In one to the La Jolla Town Council, Roe thanks the group for the invitation, but adds, “We have already agreed to three debates which will be televised to give maximum exposure to the San Diego voters…Those are the only three the mayor will be participating in.”
In another to television station CW6, Roe wrote, “Given the multitude of invitations we receive we’ve established the three forums in the release. We will not be adding any additional forums unless the race proceeds to November.”
To the Ocean Beach Town Council seeking confirmation for a debate later this month, Barraza had bad news: “I have reviewed the mayor’s calendar and unfortunately he is not available that date.”
In his release, Harris notes that the remaining two debates will occur “two weeks after absentee voting has already begun” (a May 24 forum hosted by incumbent friendly KUSI and the San Diego Union-Tribune) and “when a majority of ballots will already have been cast” (a June 3 event put on by NBC7 and Voice of San Diego).
“[Roe’s] suggestion that these debates will give ‘maximum exposure’ to the voters of San Diego is like much of Faulconer’s tenure as mayor—smoke and mirrors,” the release charged, adding that media should “demand Faulconer participate in a minimum of six televised debates. If he says no, we encourage the stations proceed without him.”
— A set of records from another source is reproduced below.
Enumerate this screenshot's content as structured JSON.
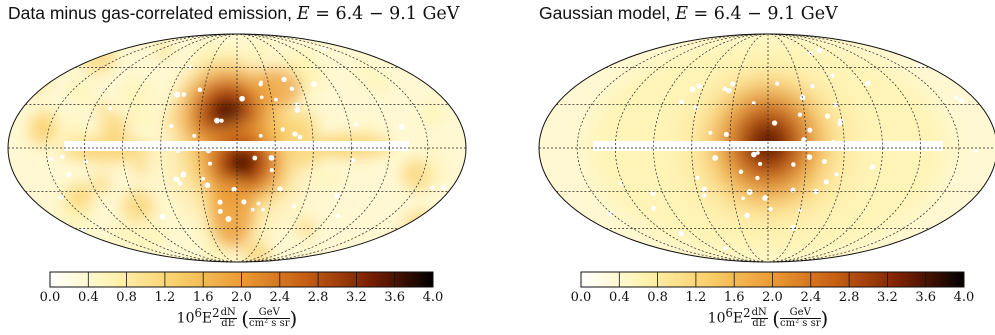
{
  "panels": [
    {
      "id": "data-minus-gas",
      "title_text": "Data minus gas-correlated emission, ",
      "title_math": "E = 6.4 − 9.1 GeV",
      "title_math_var": "E",
      "title_math_rest": " = 6.4 − 9.1 GeV",
      "colorbar": {
        "min": 0.0,
        "max": 4.0,
        "ticks": [
          "0.0",
          "0.4",
          "0.8",
          "1.2",
          "1.6",
          "2.0",
          "2.4",
          "2.8",
          "3.2",
          "3.6",
          "4.0"
        ],
        "label_prefix": "10",
        "label_exp": "6",
        "label_E": "E",
        "label_E_exp": "2",
        "label_dN": "dN",
        "label_dE": "dE",
        "label_unit_num": "GeV",
        "label_unit_den": "cm² s sr"
      }
    },
    {
      "id": "gaussian-model",
      "title_text": "Gaussian model, ",
      "title_math": "E = 6.4 − 9.1 GeV",
      "title_math_var": "E",
      "title_math_rest": " = 6.4 − 9.1 GeV",
      "colorbar": {
        "min": 0.0,
        "max": 4.0,
        "ticks": [
          "0.0",
          "0.4",
          "0.8",
          "1.2",
          "1.6",
          "2.0",
          "2.4",
          "2.8",
          "3.2",
          "3.6",
          "4.0"
        ],
        "label_prefix": "10",
        "label_exp": "6",
        "label_E": "E",
        "label_E_exp": "2",
        "label_dN": "dN",
        "label_dE": "dE",
        "label_unit_num": "GeV",
        "label_unit_den": "cm² s sr"
      }
    }
  ],
  "colormap": [
    "#ffffff",
    "#fff3b0",
    "#f9cf6a",
    "#eb9a35",
    "#c55e12",
    "#7b2003",
    "#000000"
  ]
}
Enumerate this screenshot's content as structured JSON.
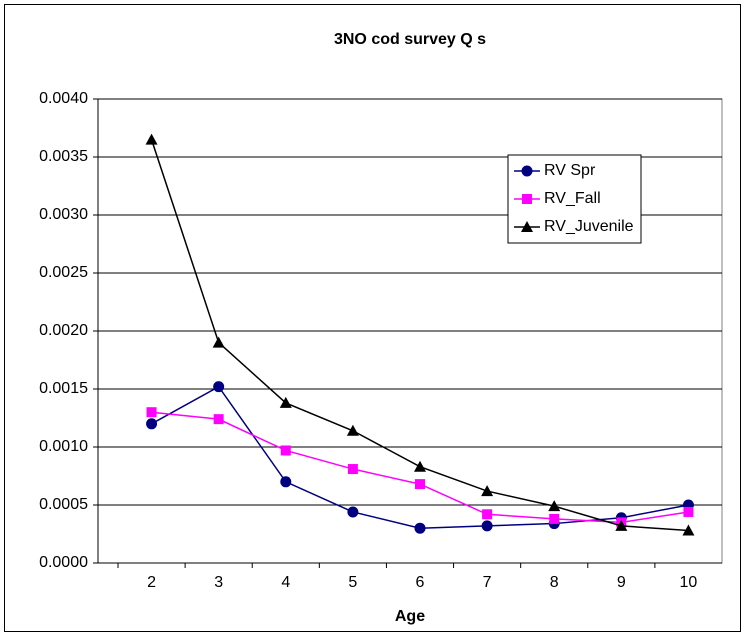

That doesn’t appear likely, given the reaction the candidates are getting from groups pondering a forum without the incumbent participating. For many community groups, these forums are also membership drivers. Lacking the star participant—the incumbent—tends to lead these groups to pass on organizing an event involving only challengers.
“That’s the reaction we’re getting,” said Michael Kreizenbeck, campaign manager for the other challenger, former state Assemblymember Lori Saldaña, who is running as an independent.
Kreizenbeck said the list of rejected forum organizers includes a local organization of architects, the League of Women Voters, the Catfish Club and one proposed for San Diego State University, Faulconer’s alma mater.
“Without the incumbent, who everyone normally asks first, there’s not much reason to do one,” Kreizenbeck said. “Unfortunately, these groups give up before they get to us.”
Even when there is a debate, Faulconer seems somehow to avoid direct questioning. During the first debate last week on Spanish-language network Univision, delays in translating the discussion forced the station to cut two segments from the hour-long forum (a half hour broadcast live and another half-hour live-streamed online), including the portion where each candidate would have an opportunity to ask a question of their competition.
“We learned a lot,” news director Lourdes Sandoval told Spin Cycle. “Last time we had a debate it was [city councilmember] David Alvarez and Mayor Faulconer, so only one translation was needed because Mr. Alvarez speaks Spanish fluently. It was easier and really fast paced. This time we found with three candidates, it was a challenge. There were some gaps where the candidates were speaking over each other, and the translation was terrible. We slowed down the pace so the translators could do their job.”
When Alvarez and Faulconer ran for mayor to replace Bob Filner in 2014, the two sides agreed to six televised debates, although one was canceled when Alvarez felt a proposed moderator was biased.
Former councilmember Donna Frye said she recalled “at least 10 or more” pre-primary debates with eventual mayoral victor Jerry Sanders and nine others in 2005—“morning debates and evening debates and TV debates and radio debates.”
City attorney candidate Gil Cabrera said he’s participated in a half-dozen debates with another eight pending prior to June 7. “I feel like we’ll do more than three in the two-week period surrounding today,” he said.
So why such a debate drought in the mayor’s race? Fear of Faulconer’s minimum-wage veto coming up? Roe, in the podcast, said that won’t be “a vote-determinative issue for most voters.” But Harris countered that a recent poll he heard about suggested that Faulconer “was there when minimum wage passed.”
Oh, he was there all right. Just not participating.